May 18, 2014
By Sheryl Smolkin
Over the last few weeks, the Globe & Mail has featured an interesting series on debt, and how it is affecting both individuals and the economy. If you haven’t been following it, take a look at some of the stories below:
I particularly like Rob Carrick’s article There’s no such thing as good debt. Mortgages, investment loans and student loans have traditionally been characterized as “good” debt. Carrick agrees borrowing for each of these purposes can be a rational thing to do and you may end up wealthier as a result. But he concludes there are too many pitfalls today for any one of them to qualify as a no-brainer financial decision.
Big Cajun Man (Alan Whitton) on the Canadian Personal Finance lists several articles about the evils of debt among his personal favourites. In 2008, he wrote Debt is like Fat.

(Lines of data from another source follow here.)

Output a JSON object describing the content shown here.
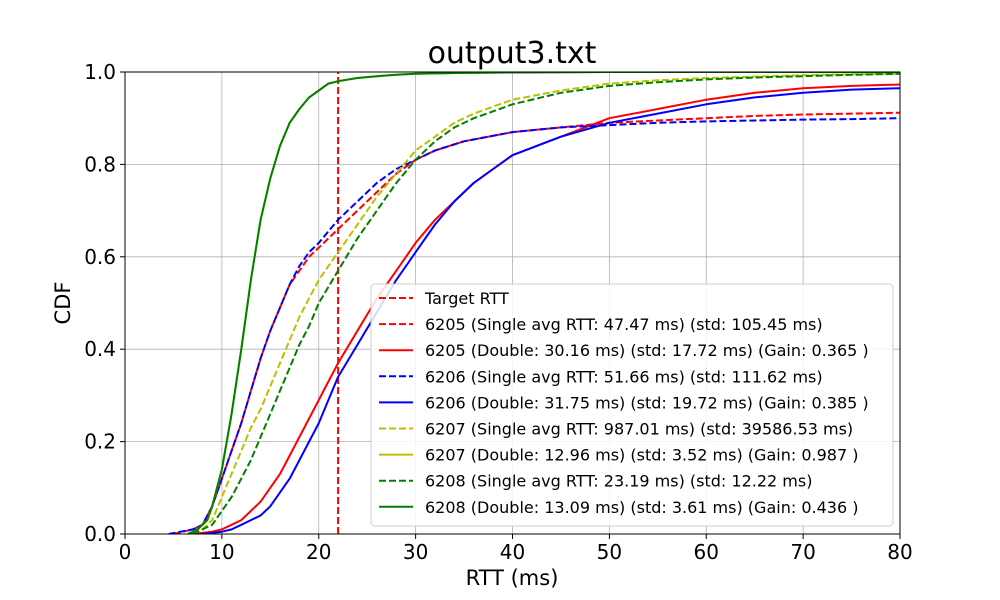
{
  "chart_data": {
    "type": "line",
    "title": "output3.txt",
    "xlabel": "RTT (ms)",
    "ylabel": "CDF",
    "xlim": [
      0,
      80
    ],
    "ylim": [
      0.0,
      1.0
    ],
    "xticks": [
      "0",
      "10",
      "20",
      "30",
      "40",
      "50",
      "60",
      "70",
      "80"
    ],
    "yticks": [
      "0.0",
      "0.2",
      "0.4",
      "0.6",
      "0.8",
      "1.0"
    ],
    "grid": true,
    "legend_position": "lower-right",
    "target_rtt": 22,
    "series": [
      {
        "name": "Target RTT",
        "color": "#ff0000",
        "dash": "dashed",
        "x": [
          22,
          22
        ],
        "y": [
          0,
          1
        ]
      },
      {
        "name": "6205 (Single avg RTT: 47.47 ms) (std: 105.45 ms)",
        "color": "#ff0000",
        "dash": "dashed",
        "x": [
          5,
          7,
          8,
          9,
          10,
          11,
          12,
          13,
          14,
          15,
          16,
          17,
          18,
          19,
          20,
          22,
          24,
          26,
          28,
          30,
          32,
          35,
          40,
          45,
          50,
          55,
          60,
          65,
          70,
          75,
          80
        ],
        "y": [
          0,
          0.01,
          0.02,
          0.06,
          0.12,
          0.18,
          0.24,
          0.31,
          0.38,
          0.44,
          0.49,
          0.54,
          0.57,
          0.6,
          0.62,
          0.66,
          0.7,
          0.74,
          0.78,
          0.81,
          0.83,
          0.85,
          0.87,
          0.88,
          0.89,
          0.895,
          0.9,
          0.905,
          0.908,
          0.91,
          0.912
        ]
      },
      {
        "name": "6205 (Double: 30.16 ms) (std: 17.72 ms) (Gain: 0.365 )",
        "color": "#ff0000",
        "dash": "solid",
        "x": [
          7,
          9,
          10,
          11,
          12,
          13,
          14,
          15,
          16,
          17,
          18,
          19,
          20,
          21,
          22,
          24,
          26,
          28,
          30,
          32,
          34,
          36,
          38,
          40,
          45,
          50,
          55,
          60,
          65,
          70,
          75,
          80
        ],
        "y": [
          0,
          0.005,
          0.01,
          0.02,
          0.03,
          0.05,
          0.07,
          0.1,
          0.13,
          0.17,
          0.21,
          0.25,
          0.29,
          0.33,
          0.37,
          0.44,
          0.51,
          0.57,
          0.63,
          0.68,
          0.72,
          0.76,
          0.79,
          0.82,
          0.86,
          0.9,
          0.92,
          0.94,
          0.955,
          0.965,
          0.97,
          0.973
        ]
      },
      {
        "name": "6206 (Single avg RTT: 51.66 ms) (std: 111.62 ms)",
        "color": "#0000ff",
        "dash": "dashed",
        "x": [
          4.5,
          7,
          8,
          9,
          10,
          11,
          12,
          13,
          14,
          15,
          16,
          17,
          18,
          19,
          20,
          22,
          24,
          26,
          28,
          30,
          32,
          35,
          40,
          45,
          50,
          55,
          60,
          65,
          70,
          75,
          80
        ],
        "y": [
          0,
          0.01,
          0.02,
          0.06,
          0.12,
          0.18,
          0.24,
          0.31,
          0.38,
          0.44,
          0.49,
          0.54,
          0.58,
          0.61,
          0.63,
          0.68,
          0.72,
          0.76,
          0.79,
          0.81,
          0.83,
          0.85,
          0.87,
          0.88,
          0.885,
          0.89,
          0.893,
          0.895,
          0.897,
          0.898,
          0.9
        ]
      },
      {
        "name": "6206 (Double: 31.75 ms) (std: 19.72 ms) (Gain: 0.385 )",
        "color": "#0000ff",
        "dash": "solid",
        "x": [
          8,
          10,
          11,
          12,
          13,
          14,
          15,
          16,
          17,
          18,
          19,
          20,
          21,
          22,
          24,
          26,
          28,
          30,
          32,
          34,
          36,
          38,
          40,
          45,
          50,
          55,
          60,
          65,
          70,
          75,
          80
        ],
        "y": [
          0,
          0.005,
          0.01,
          0.02,
          0.03,
          0.04,
          0.06,
          0.09,
          0.12,
          0.16,
          0.2,
          0.24,
          0.29,
          0.34,
          0.41,
          0.48,
          0.55,
          0.61,
          0.67,
          0.72,
          0.76,
          0.79,
          0.82,
          0.86,
          0.89,
          0.91,
          0.93,
          0.945,
          0.955,
          0.962,
          0.965
        ]
      },
      {
        "name": "6207 (Single avg RTT: 987.01 ms) (std: 39586.53 ms)",
        "color": "#bfbf00",
        "dash": "dashed",
        "x": [
          7,
          8,
          9,
          10,
          11,
          12,
          13,
          14,
          15,
          16,
          17,
          18,
          19,
          20,
          22,
          24,
          26,
          28,
          30,
          32,
          34,
          36,
          38,
          40,
          45,
          50,
          55,
          60,
          65,
          70,
          75,
          80
        ],
        "y": [
          0,
          0.01,
          0.03,
          0.08,
          0.13,
          0.18,
          0.23,
          0.27,
          0.32,
          0.37,
          0.42,
          0.47,
          0.51,
          0.55,
          0.61,
          0.67,
          0.73,
          0.78,
          0.83,
          0.86,
          0.89,
          0.91,
          0.925,
          0.94,
          0.96,
          0.975,
          0.982,
          0.987,
          0.99,
          0.993,
          0.995,
          0.996
        ]
      },
      {
        "name": "6207 (Double: 12.96 ms) (std: 3.52 ms) (Gain: 0.987 )",
        "color": "#bfbf00",
        "dash": "solid",
        "x": [
          6.5,
          7.5,
          8.5,
          9,
          10,
          11,
          12,
          13,
          14,
          15,
          16,
          17,
          18,
          19,
          20,
          21,
          22,
          24,
          26,
          28,
          30,
          35,
          40,
          50,
          60,
          70,
          80
        ],
        "y": [
          0,
          0.01,
          0.03,
          0.06,
          0.14,
          0.26,
          0.4,
          0.55,
          0.68,
          0.77,
          0.84,
          0.89,
          0.92,
          0.945,
          0.96,
          0.975,
          0.98,
          0.987,
          0.991,
          0.994,
          0.996,
          0.998,
          0.999,
          1.0,
          1.0,
          1.0,
          1.0
        ]
      },
      {
        "name": "6208 (Single avg RTT: 23.19 ms) (std: 12.22 ms)",
        "color": "#008000",
        "dash": "dashed",
        "x": [
          7,
          8,
          9,
          10,
          11,
          12,
          13,
          14,
          15,
          16,
          17,
          18,
          19,
          20,
          22,
          24,
          26,
          28,
          30,
          32,
          34,
          36,
          38,
          40,
          45,
          50,
          55,
          60,
          65,
          70,
          75,
          80
        ],
        "y": [
          0,
          0.01,
          0.02,
          0.05,
          0.08,
          0.12,
          0.16,
          0.21,
          0.26,
          0.31,
          0.36,
          0.41,
          0.45,
          0.5,
          0.57,
          0.64,
          0.7,
          0.76,
          0.81,
          0.85,
          0.88,
          0.9,
          0.915,
          0.93,
          0.955,
          0.97,
          0.978,
          0.984,
          0.988,
          0.991,
          0.994,
          0.996
        ]
      },
      {
        "name": "6208 (Double: 13.09 ms) (std: 3.61 ms) (Gain: 0.436 )",
        "color": "#008000",
        "dash": "solid",
        "x": [
          6.5,
          7.5,
          8.5,
          9,
          10,
          11,
          12,
          13,
          14,
          15,
          16,
          17,
          18,
          19,
          20,
          21,
          22,
          24,
          26,
          28,
          30,
          35,
          40,
          50,
          60,
          70,
          80
        ],
        "y": [
          0,
          0.01,
          0.03,
          0.06,
          0.14,
          0.26,
          0.4,
          0.55,
          0.68,
          0.77,
          0.84,
          0.89,
          0.92,
          0.945,
          0.96,
          0.975,
          0.98,
          0.987,
          0.991,
          0.994,
          0.996,
          0.998,
          0.999,
          1.0,
          1.0,
          1.0,
          1.0
        ]
      }
    ]
  }
}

He says that just like his weight gain occurred a little at a time over 14 years, if you are not careful, debt build up can occur slowly without your noticing it.
If you are facing a mountain of debt and don’t know where to start, take a look at How I Paid Off $30,000 of Debt in Two Years, The Blog Post I’ve Been Waiting to Write and What a Year of Being Debt-Free Has Taught Me by Cait Flanders, who blogs at Blonde on a Budget.
In 2013, Krystal Yee at Give me back my five bucks wrote How do you fight debt fatigue?. Debt fatigue is a mental state that can happen when you’ve been in debt for so long that you think you’ll never dig yourself out of the hole you’ve created for yourself. She quotes financial expert Gail Vaz-Oxlade who often tells people on her television shows to try and make a plan to get out of debt in 36 months or less – because anything more than three years, and you’ll likely suffer from some form of debt fatigue.
And finally, in a guest post on the Canadian Finance blog, Jim Yih from Retire Happy wrote that Debt Can Be A Problem For The Baby Boomers’ Retirement Plans. He says baby boomers who are getting ready for retirement need to get serious about planning for the best years of their lives. Part of getting serious is addressing debt head on and taking the necessary steps to develop good habits around debt. His five tips on how boomers can deal with the debt epidemic are: stop overspending; increase your income; get support; focus on you before your kids; and, take one step at a time.